Mapping Agricultural Landuse in the 
Mississippi Alluvial Valley of Arkansas

Report on the Mississippi Alluvial Valley of Arkansas 

Landuse/Landcover (MAVA-LULC) Project


Copyright 1999; Comments to
Bruce Gorham; bruce@cast.uark.edu

Section 4: Ground Truth Data Collection

Cooperation from the U.S Department of Agriculture Farm Service Agency (FSA) was crucial to the success of this project. FSA county-level offices collect and archive the most extensive farm field data available. FSA data provides information on crop type, acreage, and field location. For this project selected samples of the field data were used to both "train" computer software to differentiate between crop types as well as to assess the overall accuracy of the final LULC map product. No information regarding crop yield, owner/operator characteristics, or USDA program participation was generated or sought. Nine of the 27 study area counties were chosen to be sampled. The nine counties were chosen based on 4 broad factors: geographic distribution (an even spread north to south and east to west across the study area), crop diversity/specialization (some counties must be taken into account for their specialized crop production: Arkansas County for rice, Mississippi County for cotton), total harvested acres of principal crops, and driving distances between county offices (3-county proximity groups for travel logistics purposes). The acquisition of all field data required three weeks. Visits to individual county offices ranged from one to one-and-one-half days, and did not exceed two 8 hour days. The counties sampled were Arkansas, Chicot, Clay, Craighead, Lee, Lincoln, Lonoke, Mississippi, and Monroe. The project goal was to sample not less than 2.5% of the harvested acreage for each crop in each sampled county. The actual sampling was approximately 5% for each crop in every county. Approximately 2% of all cropland in the MAV was sampled. In addition to the data collected at the county offices, extensive field notes were produced from field observations and from discussions with farmers and FSA personnel. These notes provided valuable insight on farming practices not obtainable from other sources.

FSA filing method: Each county office archives a complete coverage of the most recent USGS NAPP aerial photographs for their county. A standard Arkansas Highway Department county series map overlain with an alpha-numeric grid system (B-13, J-4, etc.) corresponding to individually archived NAPP photographs. To find a particular farm field one must first go to the index map, find the approximate location of the farm on the map, pull the corresponding photograph, and find the farm/field on the photo. Each farm and field is given a unique identifier (farm 54 field C) That identifier is prominently labeled (indexed) on the photograph. To obtain crop information for a particular farm/field one must pull the file folder which corresponds to that index number. (Usually several fields are found in each farm folder).

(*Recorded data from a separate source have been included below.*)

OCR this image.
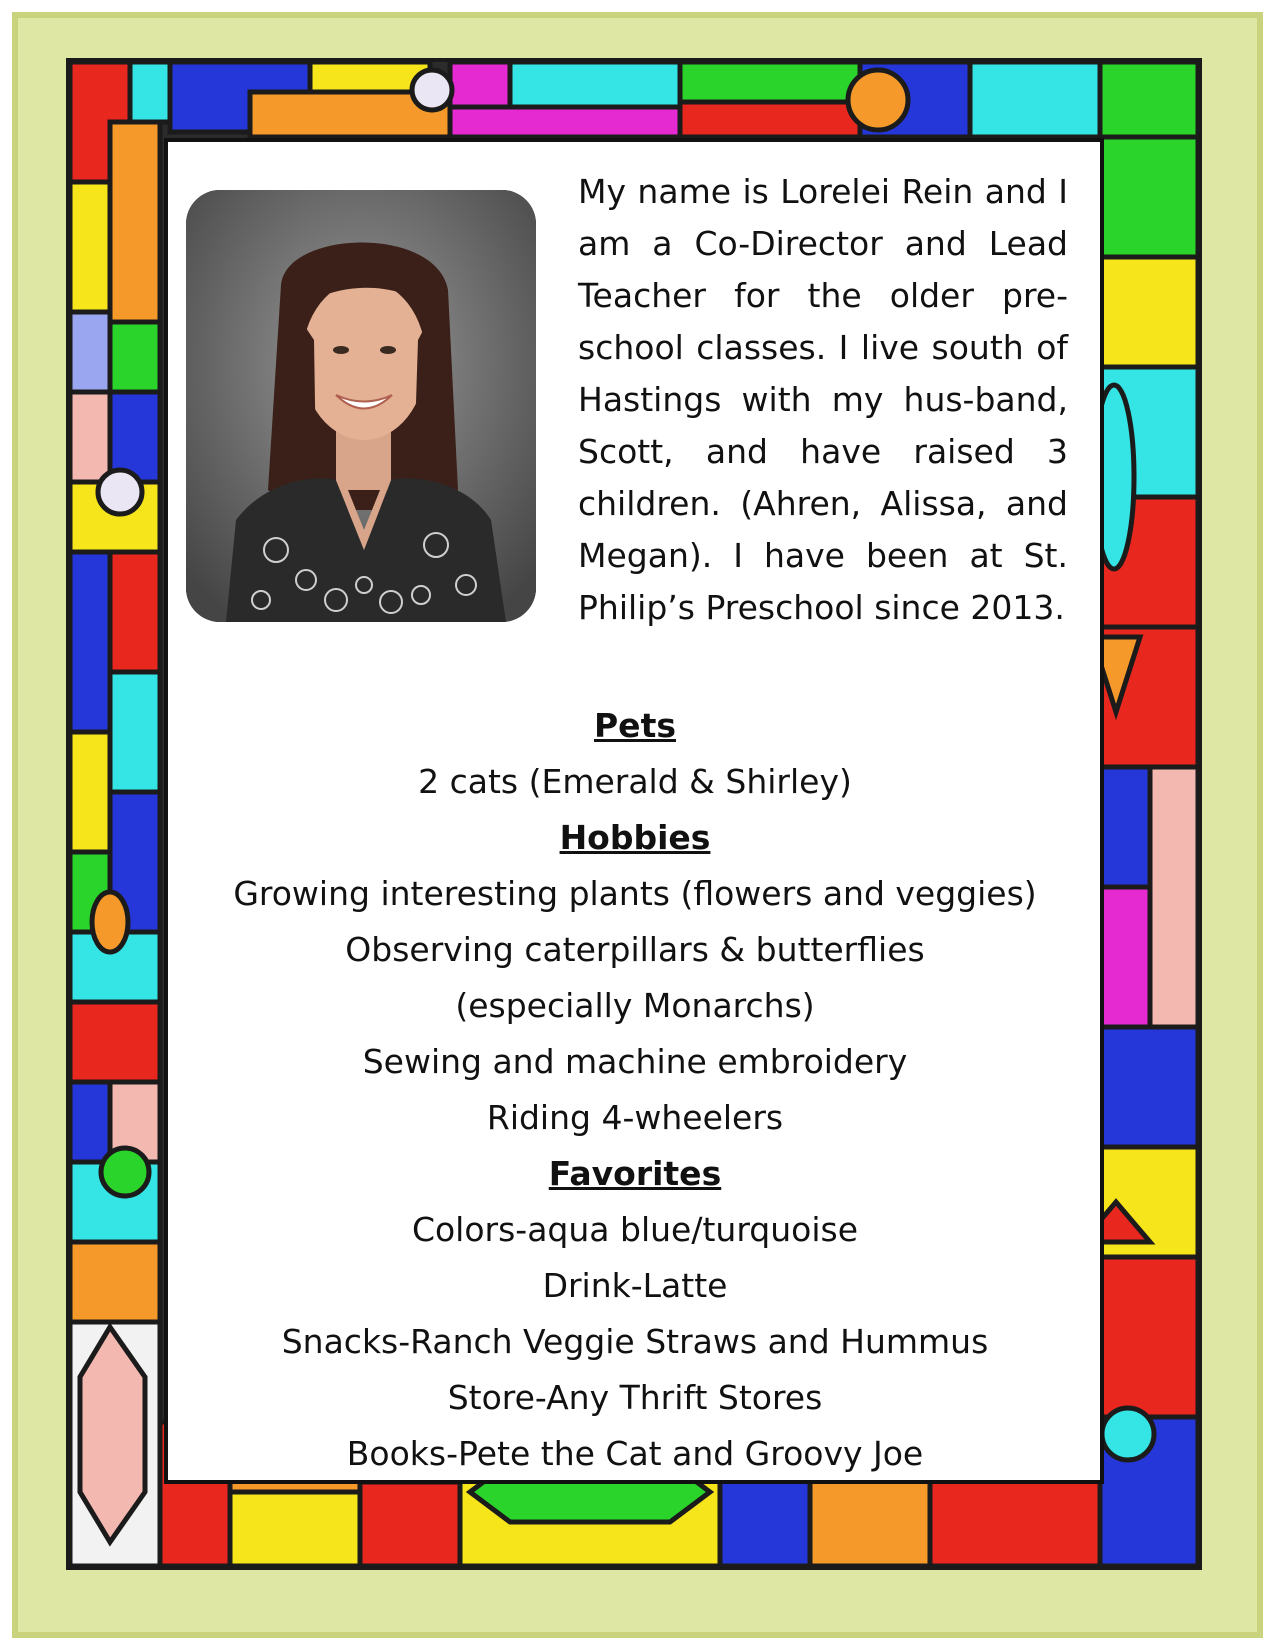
My name is Lorelei Rein and I am a Co-Director and Lead Teacher for the older pre-school classes. I live south of Hastings with my hus-band, Scott, and have raised 3 children. (Ahren, Alissa, and Megan). I have been at St. Philip’s Preschool since 2013.

Pets
2 cats (Emerald & Shirley)
Hobbies
Growing interesting plants (flowers and veggies)
Observing caterpillars & butterflies
(especially Monarchs)
Sewing and machine embroidery
Riding 4-wheelers
Favorites
Colors-aqua blue/turquoise
Drink-Latte
Snacks-Ranch Veggie Straws and Hummus
Store-Any Thrift Stores
Books-Pete the Cat and Groovy Joe
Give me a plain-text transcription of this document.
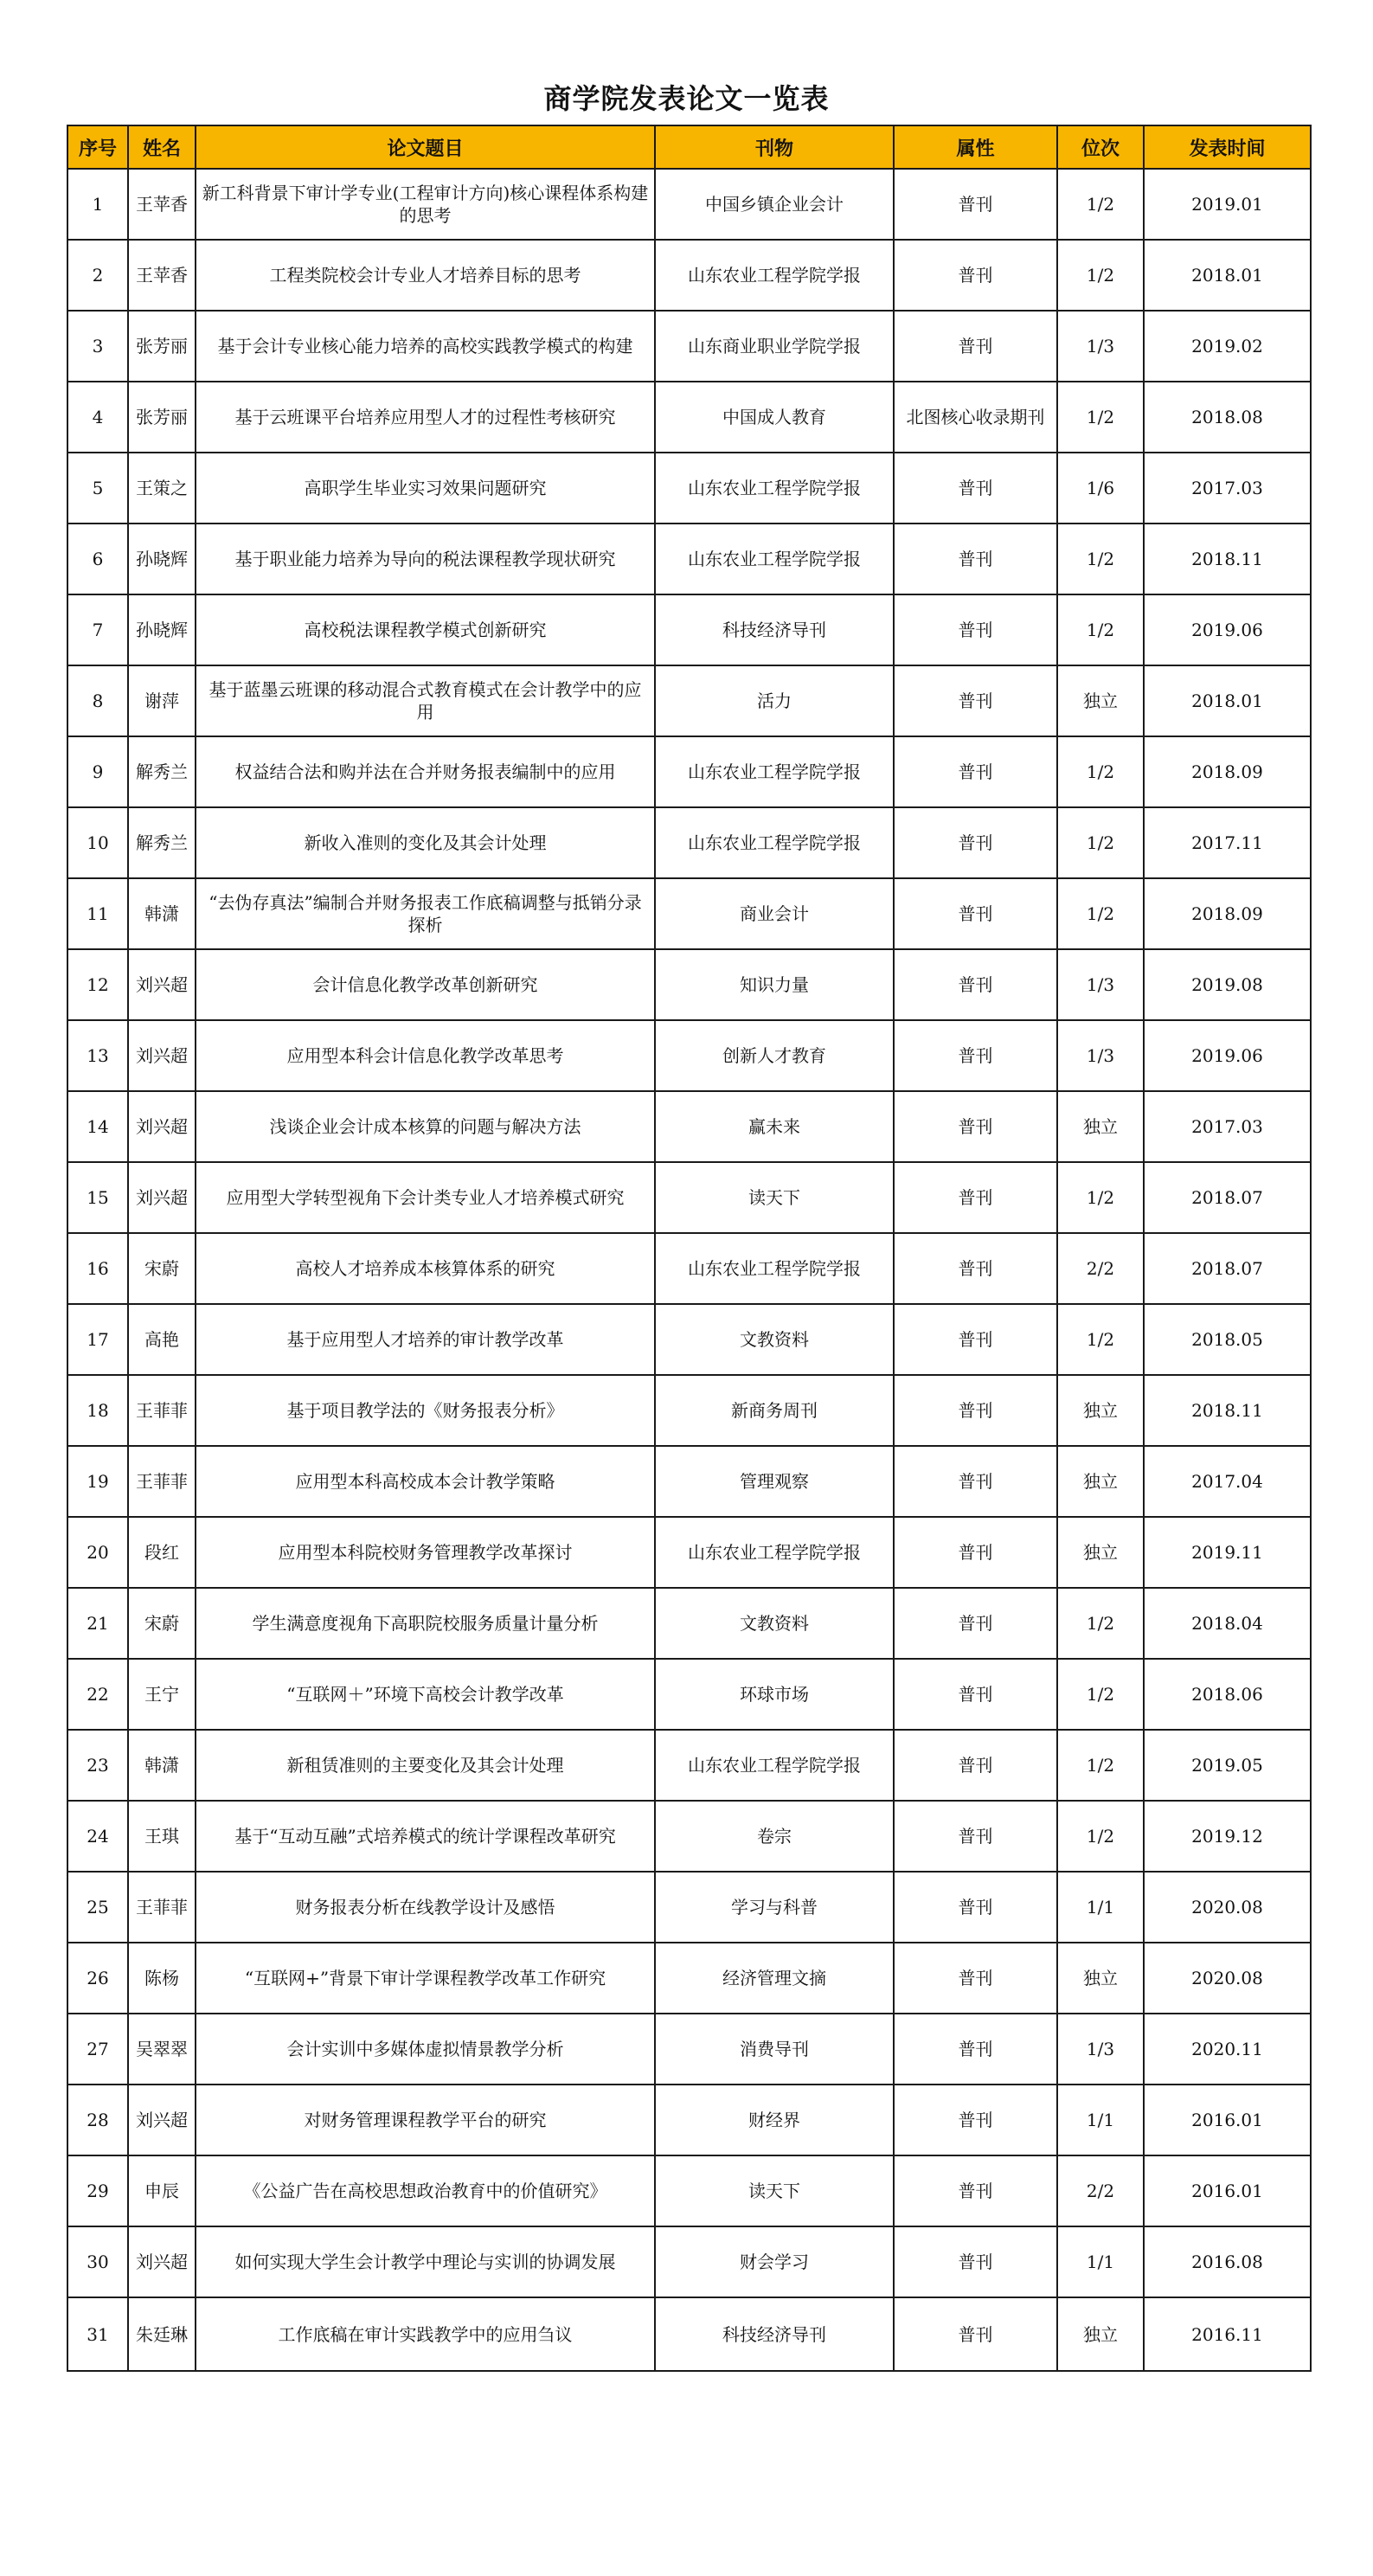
商学院发表论文一览表
序号	姓名	论文题目	刊物	属性	位次	发表时间
1	王苹香	新工科背景下审计学专业(工程审计方向)核心课程体系构建的思考	中国乡镇企业会计	普刊	1/2	2019.01
2	王苹香	工程类院校会计专业人才培养目标的思考	山东农业工程学院学报	普刊	1/2	2018.01
3	张芳丽	基于会计专业核心能力培养的高校实践教学模式的构建	山东商业职业学院学报	普刊	1/3	2019.02
4	张芳丽	基于云班课平台培养应用型人才的过程性考核研究	中国成人教育	北图核心收录期刊	1/2	2018.08
5	王策之	高职学生毕业实习效果问题研究	山东农业工程学院学报	普刊	1/6	2017.03
6	孙晓辉	基于职业能力培养为导向的税法课程教学现状研究	山东农业工程学院学报	普刊	1/2	2018.11
7	孙晓辉	高校税法课程教学模式创新研究	科技经济导刊	普刊	1/2	2019.06
8	谢萍	基于蓝墨云班课的移动混合式教育模式在会计教学中的应用	活力	普刊	独立	2018.01
9	解秀兰	权益结合法和购并法在合并财务报表编制中的应用	山东农业工程学院学报	普刊	1/2	2018.09
10	解秀兰	新收入准则的变化及其会计处理	山东农业工程学院学报	普刊	1/2	2017.11
11	韩潇	“去伪存真法”编制合并财务报表工作底稿调整与抵销分录探析	商业会计	普刊	1/2	2018.09
12	刘兴超	会计信息化教学改革创新研究	知识力量	普刊	1/3	2019.08
13	刘兴超	应用型本科会计信息化教学改革思考	创新人才教育	普刊	1/3	2019.06
14	刘兴超	浅谈企业会计成本核算的问题与解决方法	赢未来	普刊	独立	2017.03
15	刘兴超	应用型大学转型视角下会计类专业人才培养模式研究	读天下	普刊	1/2	2018.07
16	宋蔚	高校人才培养成本核算体系的研究	山东农业工程学院学报	普刊	2/2	2018.07
17	高艳	基于应用型人才培养的审计教学改革	文教资料	普刊	1/2	2018.05
18	王菲菲	基于项目教学法的《财务报表分析》	新商务周刊	普刊	独立	2018.11
19	王菲菲	应用型本科高校成本会计教学策略	管理观察	普刊	独立	2017.04
20	段红	应用型本科院校财务管理教学改革探讨	山东农业工程学院学报	普刊	独立	2019.11
21	宋蔚	学生满意度视角下高职院校服务质量计量分析	文教资料	普刊	1/2	2018.04
22	王宁	“互联网＋”环境下高校会计教学改革	环球市场	普刊	1/2	2018.06
23	韩潇	新租赁准则的主要变化及其会计处理	山东农业工程学院学报	普刊	1/2	2019.05
24	王琪	基于“互动互融”式培养模式的统计学课程改革研究	卷宗	普刊	1/2	2019.12
25	王菲菲	财务报表分析在线教学设计及感悟	学习与科普	普刊	1/1	2020.08
26	陈杨	“互联网+”背景下审计学课程教学改革工作研究	经济管理文摘	普刊	独立	2020.08
27	吴翠翠	会计实训中多媒体虚拟情景教学分析	消费导刊	普刊	1/3	2020.11
28	刘兴超	对财务管理课程教学平台的研究	财经界	普刊	1/1	2016.01
29	申辰	《公益广告在高校思想政治教育中的价值研究》	读天下	普刊	2/2	2016.01
30	刘兴超	如何实现大学生会计教学中理论与实训的协调发展	财会学习	普刊	1/1	2016.08
31	朱廷琳	工作底稿在审计实践教学中的应用刍议	科技经济导刊	普刊	独立	2016.11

("Heads Up" digitizing of farm/field data)

A random letter-number pair generator was developed and used to select photographs from the photo index mentioned above. If the selected photo had a farm-field containing a targeted crop one or more of the fields on that photo was sampled. If no fields were located on the photo it was be passed over for the next randomly selected photo. A spreadsheet was used to keep a running total of all crop categories in order to obtain crop target numbers and to maintain known proportion between crop categories (i.e. soybeans 47% of sampled area, rice 28%, cotton 16%, sorghum 8%, corn 1%). Both crop target numbers and the known proportion came from the 1992 USDA Census of Agriculture. Crop target numbers were simply the total number of sampled acres desired for each crop type. The target number for each crop was calculated by, first, determining the total number of acres for each target crop using 1992 Census of Agriculture figures, and then by multiplying the result by 2.5%. A laptop computer was used to collect the training data in the field offices. Field acreages were recorded using Microsoft Excel. PCI ImageWorks ran concurrently with the spreadsheet and was used to display a satellite image of the county with roads and Public Land Survey System overlain. First, farm fields on the NAPP photos were located on the satellite image. Next, employing heads-up digitizing methods (Edit Graphic in PCI's ImageWorks), field/crop information was reproduced as a collection of binary maps (one for each sampled crop, see "Landuse Landcover Themes" below). Before use, the binary maps were "cleaned" to remove noise. All pixels outside of a three standard deviation ellipse on a scatterplot of Summer (Spring for Wheat) TM bands 3 and 4 were removed from the samples. Thirty percent of the sampled area selected would be used for training data during feature extraction (supervised classification). Seventy percent were reserved for accuracy assessment purposes.